Lara Hodes, Investec economist, said that the seasonally adjusted headline Purchasing Managers’ Index (PMI) slid moderately in February to 47.4 from 48.7 logged in January, underpinned largely by a decrease in business activity and the employment index.
“The business activity index moved back into contractionary territory with a reading of 45.7, after climbing to 51.6 at the beginning of the year, indicating that a possible rebound in production at the beginning of the year was not sustained,” according to the BER.

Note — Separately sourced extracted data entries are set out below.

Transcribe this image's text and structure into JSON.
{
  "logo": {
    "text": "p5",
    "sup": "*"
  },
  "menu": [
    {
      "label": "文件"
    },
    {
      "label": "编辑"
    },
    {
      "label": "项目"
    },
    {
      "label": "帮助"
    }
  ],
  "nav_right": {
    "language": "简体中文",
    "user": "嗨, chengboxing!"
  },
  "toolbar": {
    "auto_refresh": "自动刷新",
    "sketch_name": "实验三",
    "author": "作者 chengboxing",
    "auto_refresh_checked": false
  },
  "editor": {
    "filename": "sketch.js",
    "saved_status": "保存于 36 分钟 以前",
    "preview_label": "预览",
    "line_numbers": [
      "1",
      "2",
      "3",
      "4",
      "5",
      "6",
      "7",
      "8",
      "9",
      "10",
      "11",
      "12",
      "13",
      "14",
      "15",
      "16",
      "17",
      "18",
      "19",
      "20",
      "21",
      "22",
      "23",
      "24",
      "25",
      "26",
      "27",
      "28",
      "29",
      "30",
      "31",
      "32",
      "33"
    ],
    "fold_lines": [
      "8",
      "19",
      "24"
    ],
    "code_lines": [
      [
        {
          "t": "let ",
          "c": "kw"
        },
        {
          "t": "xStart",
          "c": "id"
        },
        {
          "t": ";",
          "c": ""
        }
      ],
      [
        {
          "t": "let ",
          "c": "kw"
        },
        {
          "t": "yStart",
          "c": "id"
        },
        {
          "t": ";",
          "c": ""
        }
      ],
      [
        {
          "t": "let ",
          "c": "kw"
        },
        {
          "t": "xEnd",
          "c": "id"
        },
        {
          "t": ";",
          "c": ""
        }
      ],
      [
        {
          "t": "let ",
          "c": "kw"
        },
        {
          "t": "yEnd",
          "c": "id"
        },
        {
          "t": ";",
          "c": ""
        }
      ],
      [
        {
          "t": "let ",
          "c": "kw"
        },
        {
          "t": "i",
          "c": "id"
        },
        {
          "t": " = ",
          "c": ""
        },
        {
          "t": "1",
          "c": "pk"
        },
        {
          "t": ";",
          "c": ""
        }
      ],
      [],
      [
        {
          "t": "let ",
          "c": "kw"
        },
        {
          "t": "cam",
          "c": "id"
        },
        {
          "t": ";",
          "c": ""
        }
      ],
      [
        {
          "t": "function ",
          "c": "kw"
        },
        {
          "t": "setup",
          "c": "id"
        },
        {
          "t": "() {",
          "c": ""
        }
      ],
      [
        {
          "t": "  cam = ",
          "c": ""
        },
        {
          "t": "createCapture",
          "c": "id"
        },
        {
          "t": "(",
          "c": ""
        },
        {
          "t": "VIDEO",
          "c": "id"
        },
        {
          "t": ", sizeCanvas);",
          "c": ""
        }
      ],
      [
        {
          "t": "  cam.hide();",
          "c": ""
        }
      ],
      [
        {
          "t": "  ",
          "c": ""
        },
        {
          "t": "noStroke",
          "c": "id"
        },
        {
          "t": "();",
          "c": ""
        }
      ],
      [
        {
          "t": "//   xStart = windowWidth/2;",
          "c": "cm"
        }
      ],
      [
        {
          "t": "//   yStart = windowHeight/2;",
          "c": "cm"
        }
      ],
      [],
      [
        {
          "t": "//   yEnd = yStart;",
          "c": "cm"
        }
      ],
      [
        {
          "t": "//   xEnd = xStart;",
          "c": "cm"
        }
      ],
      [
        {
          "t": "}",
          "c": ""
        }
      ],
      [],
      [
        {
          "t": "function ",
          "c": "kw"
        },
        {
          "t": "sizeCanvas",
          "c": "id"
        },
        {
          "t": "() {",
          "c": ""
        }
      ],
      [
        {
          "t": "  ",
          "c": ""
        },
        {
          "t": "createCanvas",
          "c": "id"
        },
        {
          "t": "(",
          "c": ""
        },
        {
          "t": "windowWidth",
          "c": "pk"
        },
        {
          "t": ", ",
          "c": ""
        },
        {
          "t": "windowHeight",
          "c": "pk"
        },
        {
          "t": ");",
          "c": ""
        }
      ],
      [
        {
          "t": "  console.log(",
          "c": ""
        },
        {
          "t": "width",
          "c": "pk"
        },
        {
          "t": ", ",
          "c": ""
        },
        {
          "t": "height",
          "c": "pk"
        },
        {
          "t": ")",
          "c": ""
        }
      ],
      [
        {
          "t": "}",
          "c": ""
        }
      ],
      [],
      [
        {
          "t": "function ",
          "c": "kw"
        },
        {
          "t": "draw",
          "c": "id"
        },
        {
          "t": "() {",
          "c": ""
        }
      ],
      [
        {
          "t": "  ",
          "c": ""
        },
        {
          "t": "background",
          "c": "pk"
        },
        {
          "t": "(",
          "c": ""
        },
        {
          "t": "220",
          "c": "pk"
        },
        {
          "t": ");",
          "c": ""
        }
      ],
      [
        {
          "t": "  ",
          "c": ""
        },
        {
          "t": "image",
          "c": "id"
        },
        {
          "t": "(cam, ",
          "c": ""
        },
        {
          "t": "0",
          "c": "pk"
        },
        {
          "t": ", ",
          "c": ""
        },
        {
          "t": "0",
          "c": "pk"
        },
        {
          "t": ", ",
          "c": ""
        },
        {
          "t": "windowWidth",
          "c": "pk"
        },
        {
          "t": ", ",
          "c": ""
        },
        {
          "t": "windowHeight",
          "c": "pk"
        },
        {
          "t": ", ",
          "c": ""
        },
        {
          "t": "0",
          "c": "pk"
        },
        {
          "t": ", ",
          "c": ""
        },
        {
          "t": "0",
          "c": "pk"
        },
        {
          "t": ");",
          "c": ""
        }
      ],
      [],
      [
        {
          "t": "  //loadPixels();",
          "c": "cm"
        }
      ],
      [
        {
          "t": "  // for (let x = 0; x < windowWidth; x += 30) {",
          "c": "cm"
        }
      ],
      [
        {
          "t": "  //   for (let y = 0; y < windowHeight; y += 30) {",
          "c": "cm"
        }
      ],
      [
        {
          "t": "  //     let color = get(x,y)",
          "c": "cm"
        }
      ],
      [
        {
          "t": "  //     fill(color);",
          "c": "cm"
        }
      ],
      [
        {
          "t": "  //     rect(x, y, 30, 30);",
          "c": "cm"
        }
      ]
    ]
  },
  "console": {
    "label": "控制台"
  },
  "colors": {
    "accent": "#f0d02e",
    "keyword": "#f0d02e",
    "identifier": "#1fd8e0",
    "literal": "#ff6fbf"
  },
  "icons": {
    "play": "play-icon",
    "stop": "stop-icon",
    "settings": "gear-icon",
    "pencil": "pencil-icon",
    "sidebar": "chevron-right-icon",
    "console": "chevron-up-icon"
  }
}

Hodes added that new sales orders remained in line with January’s reading, still in contractionary terrain at 45.2, although export sales did improve somewhat during the month. “The recently released Eurozone Manufacturing PMI survey results indicate that manufacturing conditions improved notably in February, with the sector logging “its strongest month in almost four years.”
Hodes said that the supplier deliveries index also remained largely unchanged from January at an elevated 55.3 (a reading of 45.1 was recorded in December), which signifies slower deliveries (as the index is inverted), likely as a result of logistical impediments rather than robust demand, the BER noted, with new sales orders lacklustre over the period surveyed. “The employment index lost 1.4 points, sliding to 42.5. The largely subdued performance of the domestic manufacturing sector continues to deter the hiring of new employees. The Q4.25 quarterly labour force published by Stats SA revealed that the sector shed 61,000 positions over the quarter.”
Hodes added that although not considered during the survey period, the recent escalation in geopolitical tensions has increased uncertainty globally, which could weigh on supply chains in the near term.
North West University Business School economist Prof Raymond Parsons said that the weaker PMI for February confirms the continued vulnerable outlook for the manufacturing sector as 2026 unfolds.
“SA’s economic recovery so far remains modest, uneven, and with weak demand still affecting the manufacturing sector. It therefore emphasises why helpful measures - such as an easier interest rate policy and the recent consumer-friendly Budget to support economic activity - are needed,” he said.
Parsons added that GDP growth in 2026 is now expected to be about 1.6%. “The fact that the PMI survey expects business conditions to slightly improve later is a positive factor. However, while it is still early days, SA businesses must now also begin to assess the market impact on SA’s economic outlook of the elevated uncertainty now generated by the latest geopolitical developments in the Middle East.”